Omega-3-rich diets significantly elevate serum and tissue levels of EDPs and EEQs in both animals and humans, making these metabolites the most prominent polyunsaturated fatty acid derivatives resulting from such diets.

Members of the CYP4A and CYP4F subfamilies, along with CYP2U1, also ω-hydroxylate various fatty acid metabolites of arachidonic acid—including LTB4, 5-HETE, 5-oxo-eicosatetraenoic acid, 12-HETE, and several prostaglandins—thereby modulating inflammatory, vascular, and other biological responses.

== Clinical significance ==
Polymorphisms in CYP4A11 are associated with susceptibility to hypertension and cerebral infarction (ischemic stroke) in humans. The T8590C single nucleotide polymorphism (SNP), rs1126742, results in a CYP4A11 variant with significantly reduced enzymatic activity, likely due to a loss-of-function mutation. This variant may reduce the production of EEQs and EDPs, contributing to blood pressure dysregulation.

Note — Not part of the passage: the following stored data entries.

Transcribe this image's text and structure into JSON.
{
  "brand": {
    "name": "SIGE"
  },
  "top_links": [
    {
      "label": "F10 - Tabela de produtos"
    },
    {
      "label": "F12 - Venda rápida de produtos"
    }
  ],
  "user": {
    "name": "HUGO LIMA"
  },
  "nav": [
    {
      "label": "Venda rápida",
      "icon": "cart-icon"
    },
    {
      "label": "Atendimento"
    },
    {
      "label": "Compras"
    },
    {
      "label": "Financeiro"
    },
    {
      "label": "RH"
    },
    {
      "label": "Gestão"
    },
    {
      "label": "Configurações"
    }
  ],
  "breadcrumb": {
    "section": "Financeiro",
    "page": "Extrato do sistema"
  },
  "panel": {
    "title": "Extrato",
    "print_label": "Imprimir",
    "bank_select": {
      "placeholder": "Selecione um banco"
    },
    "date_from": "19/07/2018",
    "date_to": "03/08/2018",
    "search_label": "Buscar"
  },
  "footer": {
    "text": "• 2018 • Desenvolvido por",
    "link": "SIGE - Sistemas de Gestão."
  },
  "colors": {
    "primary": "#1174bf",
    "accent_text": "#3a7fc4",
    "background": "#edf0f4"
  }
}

Dietary sesamin, a major lignan in sesame, inhibits CYP4A11, reducing 20-HETE synthesis and lowering its plasma and urinary levels. This inhibition has been demonstrated in both in vitro and human studies.
Furthermore, hydroxylation-induced inactivation by CYP4A and CYP4F enzymes is implicated in modulating inflammation, potentially explaining the links between CYP4F2 and CYP4F3 variants and human Crohn's disease and Coeliac disease.